Parents get old. We all get old. We aren’t ever really prepared for the SHIT that comes with it all.
But I promise you – I fucking promise you – if you do not deal with the shit that happened in the past; if you do not process the things that did or didn’t happen to you in your former years…they absofuckinglutely will resurface. And I suggest you figure out what you are going to do with all of that sooner rather than later.
Because the moment it all hits & you don’t have any choice but to process it all privately…and face in real-time (at the same time) reality– it won’t be fun. It will hurt. You will hurt others around you. And you will hurt yourself more than anything in the long run.
We are fragile beings. We cannot carry the weight of everything that we try to. And when we are forced to do it all alone? We will break. You will break. I broke. And I broke a lot of things around me I didn’t mean to.
We are not meant to spend these wars fighting them alone. I truly believe that. Some of us sit here & say “I can do it all on my own — I don’t need anyone.”
I promise that’s not how any of this shit works.
So gimme you on your worst day, and I’ll give you my best
When you only got 10, I’ll be that 90 that’s left
Do yourself a favor and handle the demons in your mind before they come riding like Rohan through your mind & you don’t have any elves or dwarves to help you battle them. ‘Cause I promise you — if you’re like me? It will be a process. A long process. That many won’t understand. Many will not stick around for it. Those are not your people.
But I promise, I promise — the ones who are meant to? They will be there. They will understand. They will help you in ways you never knew people were able to. I love my people & my tribe. Find your people who give you the 90% or more when you only have 10% or less to give.

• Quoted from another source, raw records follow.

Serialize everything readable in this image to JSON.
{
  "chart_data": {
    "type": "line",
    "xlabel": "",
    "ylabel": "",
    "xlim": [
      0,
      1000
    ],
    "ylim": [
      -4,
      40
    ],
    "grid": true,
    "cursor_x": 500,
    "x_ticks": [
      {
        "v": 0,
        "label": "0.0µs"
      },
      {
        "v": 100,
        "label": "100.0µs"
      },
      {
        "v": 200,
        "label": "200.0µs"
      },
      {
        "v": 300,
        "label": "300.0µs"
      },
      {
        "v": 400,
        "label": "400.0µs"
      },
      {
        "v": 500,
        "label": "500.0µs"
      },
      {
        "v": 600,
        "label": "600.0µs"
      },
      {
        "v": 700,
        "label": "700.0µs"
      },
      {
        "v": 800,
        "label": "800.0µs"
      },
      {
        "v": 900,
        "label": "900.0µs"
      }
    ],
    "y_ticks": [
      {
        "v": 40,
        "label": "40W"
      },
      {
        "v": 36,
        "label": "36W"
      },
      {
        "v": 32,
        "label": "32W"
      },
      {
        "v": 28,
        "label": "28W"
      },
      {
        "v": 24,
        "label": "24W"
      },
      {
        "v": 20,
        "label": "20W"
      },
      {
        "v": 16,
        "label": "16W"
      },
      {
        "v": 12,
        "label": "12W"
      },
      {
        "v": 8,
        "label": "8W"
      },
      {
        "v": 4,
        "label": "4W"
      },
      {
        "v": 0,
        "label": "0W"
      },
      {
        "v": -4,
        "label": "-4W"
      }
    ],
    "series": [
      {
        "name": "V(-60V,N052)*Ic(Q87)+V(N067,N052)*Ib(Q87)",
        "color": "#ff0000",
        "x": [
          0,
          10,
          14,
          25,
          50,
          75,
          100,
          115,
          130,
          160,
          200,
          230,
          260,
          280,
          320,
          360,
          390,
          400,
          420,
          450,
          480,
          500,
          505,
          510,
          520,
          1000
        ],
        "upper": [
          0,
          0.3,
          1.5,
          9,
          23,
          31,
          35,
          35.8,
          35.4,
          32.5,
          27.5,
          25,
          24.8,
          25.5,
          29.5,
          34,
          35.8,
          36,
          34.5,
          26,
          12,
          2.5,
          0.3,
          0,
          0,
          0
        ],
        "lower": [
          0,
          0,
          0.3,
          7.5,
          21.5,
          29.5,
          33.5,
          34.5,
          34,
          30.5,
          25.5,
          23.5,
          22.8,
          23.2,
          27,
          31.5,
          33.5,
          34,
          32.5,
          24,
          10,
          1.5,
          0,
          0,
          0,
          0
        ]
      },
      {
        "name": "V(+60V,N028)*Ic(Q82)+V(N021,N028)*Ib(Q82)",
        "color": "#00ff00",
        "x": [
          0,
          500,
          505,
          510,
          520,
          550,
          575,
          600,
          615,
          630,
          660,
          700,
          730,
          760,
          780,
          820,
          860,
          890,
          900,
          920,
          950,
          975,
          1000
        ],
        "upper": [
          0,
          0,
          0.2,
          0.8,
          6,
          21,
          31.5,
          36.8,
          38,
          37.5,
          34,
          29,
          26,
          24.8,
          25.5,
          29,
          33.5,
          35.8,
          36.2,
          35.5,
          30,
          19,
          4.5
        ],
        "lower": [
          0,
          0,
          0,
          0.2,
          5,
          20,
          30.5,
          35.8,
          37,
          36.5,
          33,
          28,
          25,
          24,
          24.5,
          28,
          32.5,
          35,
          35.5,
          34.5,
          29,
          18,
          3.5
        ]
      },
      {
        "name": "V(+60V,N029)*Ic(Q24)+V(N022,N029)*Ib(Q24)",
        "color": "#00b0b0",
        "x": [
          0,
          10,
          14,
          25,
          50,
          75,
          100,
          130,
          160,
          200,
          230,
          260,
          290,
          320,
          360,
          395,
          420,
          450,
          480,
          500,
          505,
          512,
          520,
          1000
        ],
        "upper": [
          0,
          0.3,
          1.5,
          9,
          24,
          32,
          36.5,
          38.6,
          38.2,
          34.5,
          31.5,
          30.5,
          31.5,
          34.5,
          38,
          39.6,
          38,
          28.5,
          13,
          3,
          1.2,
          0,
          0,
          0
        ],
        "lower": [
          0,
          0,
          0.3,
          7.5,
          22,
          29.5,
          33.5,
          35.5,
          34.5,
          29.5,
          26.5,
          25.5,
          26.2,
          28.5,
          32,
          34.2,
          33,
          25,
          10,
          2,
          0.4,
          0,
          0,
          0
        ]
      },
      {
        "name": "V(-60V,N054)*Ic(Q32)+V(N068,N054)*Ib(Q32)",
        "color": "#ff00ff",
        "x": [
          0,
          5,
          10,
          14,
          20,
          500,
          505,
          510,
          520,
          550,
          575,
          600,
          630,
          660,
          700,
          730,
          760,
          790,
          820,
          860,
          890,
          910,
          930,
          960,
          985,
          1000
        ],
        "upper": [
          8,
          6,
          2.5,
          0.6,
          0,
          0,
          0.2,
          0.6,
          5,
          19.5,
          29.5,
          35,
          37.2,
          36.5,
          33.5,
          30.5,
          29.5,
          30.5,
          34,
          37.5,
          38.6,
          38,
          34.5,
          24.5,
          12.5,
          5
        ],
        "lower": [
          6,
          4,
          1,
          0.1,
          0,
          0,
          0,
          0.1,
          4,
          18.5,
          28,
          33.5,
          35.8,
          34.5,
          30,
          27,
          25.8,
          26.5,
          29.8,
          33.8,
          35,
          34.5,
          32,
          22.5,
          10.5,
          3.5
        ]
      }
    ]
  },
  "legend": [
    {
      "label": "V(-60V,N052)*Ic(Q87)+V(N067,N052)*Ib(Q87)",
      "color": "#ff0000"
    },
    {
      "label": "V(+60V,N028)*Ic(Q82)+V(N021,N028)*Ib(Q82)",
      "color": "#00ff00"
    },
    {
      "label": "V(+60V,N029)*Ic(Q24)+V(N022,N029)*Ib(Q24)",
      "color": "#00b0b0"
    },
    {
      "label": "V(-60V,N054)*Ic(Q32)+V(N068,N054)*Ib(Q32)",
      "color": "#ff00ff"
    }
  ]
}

These are just my rambles. No one needs to check on me. I just needed to get a lot of things off my chest & out of my head before I lost my shit again.
Today was a rough day.
Maybe tomorrow will be a better day.
your words are so powerful, Erica. I will keep you in my prayers as you walk this hard and lonely road. I am so thankful for the nurse who saw you and walked with you for a bit today. Wish I could offer more than my prayers but please know I am praying for you. Thank you for sharing that with us.